Puritan women were not nearly as austere as Quakers would later become. They normally wore modest lace caps and bright sleeve-ribbons which made a cheery contrast with the “sadd colors” of their skirts and bodices. But these indulgences were monitored by elders who struggled to enforce a rule of restraint. Even Mary Downing, the niece of Governor Winthrop himself, was reprimanded for wearing a little lace, and “crosse clothes.” She wrote to her father:
I wrote my mother for lace not out of any prodigal or proud mind, but only for some crosse clothes, which is the most allowable and commendable dressings here … the elders with others entreated me to leave them off, for they gave great offense.10
These small excesses made all the more striking the comparative austerity of New England dress ways from the seventeenth century to the twentieth.11
After the great migration, the people of New England fought a two hundred years’ war to preserve the values of their culture. Young men and women strained against the sartorial limits that elders imposed upon them. From time to time the magistrates cracked down. At Northampton in 1676, thirty-six young ladies received criminal indictments for “overdress chiefly in hoods.” One of them, a spirited young woman named Hannah Lyman, defiantly appeared before the court wearing the silken hood for which she had been indicted. The magistrate was not amused; Hannah Lyman found herself in serious trouble not only for “wearing silk,” but for “wearing silk in a flaunting manner, in an offensive way, not only before but when she stood presented.”12 Legal evidence of this sort always points two ways. It shows that some New Englanders rebelled against their culture, while others labored to preserve it. It also tells us that even as challenges and changes occurred in the dress ways of this region, elements of continuity remained very strong.
Fashions of dress were never static in this society, but changed as rapidly in Massachusetts as in other parts of the Western world. Doublet and hose yielded to smallclothes, and smallclothes to pantaloons, and pantaloons to sack suits. But through all these changes, the dress ways of Massachusetts have preserved strong continuities. A female traveler wrote in the eighteenth century:
They are generally very plain in their dress throughout all the colony, as I saw, and follow one another in their modes, that you may know where they belong, especially the women, meet them where you will.13
Even in the twentieth century, the descendants of the Puritans still wear suits of slate-grey and philly-mort. In Boston’s Back Bay and Beacon Hill, Brahmin ladies still dress in sad colors, and their battered hats appear to have arrived in the hold of the Arbella.
Sad colors also survive in the official culture of New England. In the older universities of Massachusetts, Rhode Island and New Hampshire, scholars and athletes do not appear in colors such as Princeton’s gaudy orange or Oxford’s brilliant blues and reds. The color of Harvard is a dreary off-purple euphemistically called crimson. Brown University’s idea of high color is dark brown, trimmed with black.

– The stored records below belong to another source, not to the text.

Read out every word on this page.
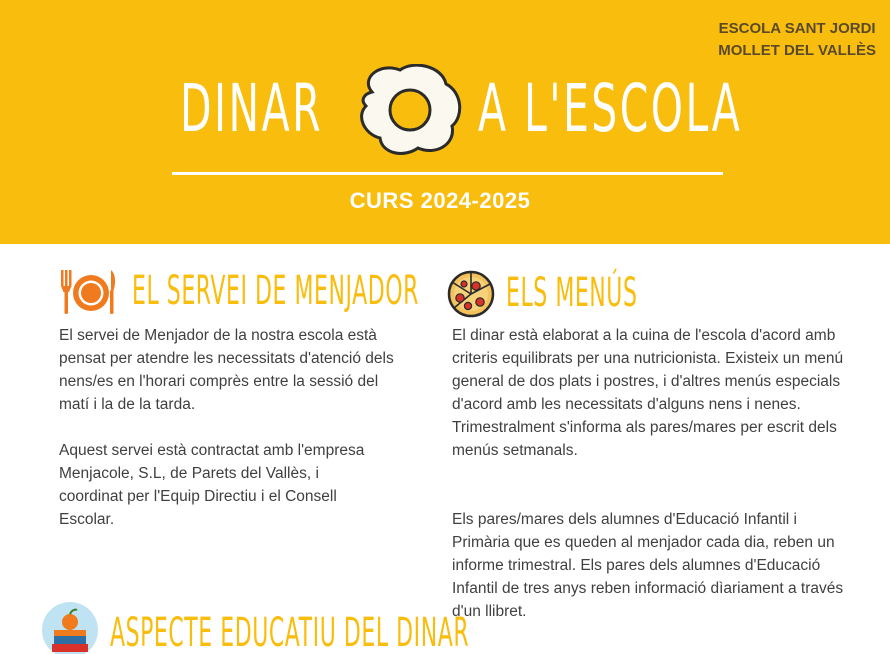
ESCOLA SANT JORDI
MOLLET DEL VALLÈS
DINAR A L'ESCOLA
CURS 2024-2025
EL SERVEI DE MENJADOR
El servei de Menjador de la nostra escola està pensat per atendre les necessitats d'atenció dels nens/es en l'horari comprès entre la sessió del matí i la de la tarda.
Aquest servei està contractat amb l'empresa Menjacole, S.L, de Parets del Vallès, i coordinat per l'Equip Directiu i el Consell Escolar.
ELS MENÚS
El dinar està elaborat a la cuina de l'escola d'acord amb criteris equilibrats per una nutricionista. Existeix un menú general de dos plats i postres, i d'altres menús especials d'acord amb les necessitats d'alguns nens i nenes. Trimestralment s'informa als pares/mares per escrit dels menús setmanals.
Els pares/mares dels alumnes d'Educació Infantil i Primària que es queden al menjador cada dia, reben un informe trimestral. Els pares dels alumnes d'Educació Infantil de tres anys reben informació dìariament a través d'un llibret.
ASPECTE EDUCATIU DEL DINAR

On ceremonial occasions, the president of that institution wears a mud-colored garment which is approximately the color of used coffee grounds. Dartmouth prefers a gloomy forest-green. All of these shades were on the official list of “sadd colours” in 1638; and are still in vogue today.
In the New England dialect, it is interesting to discover that clothes have been called “duds” for three centuries. This was an old English term of contempt for dress. A scarecrow, in his castoff rags was sometimes called a “dudman.” The language of dress in New England was a vocabulary of deprecation. That pejorative attitude still survives in the culture of this region.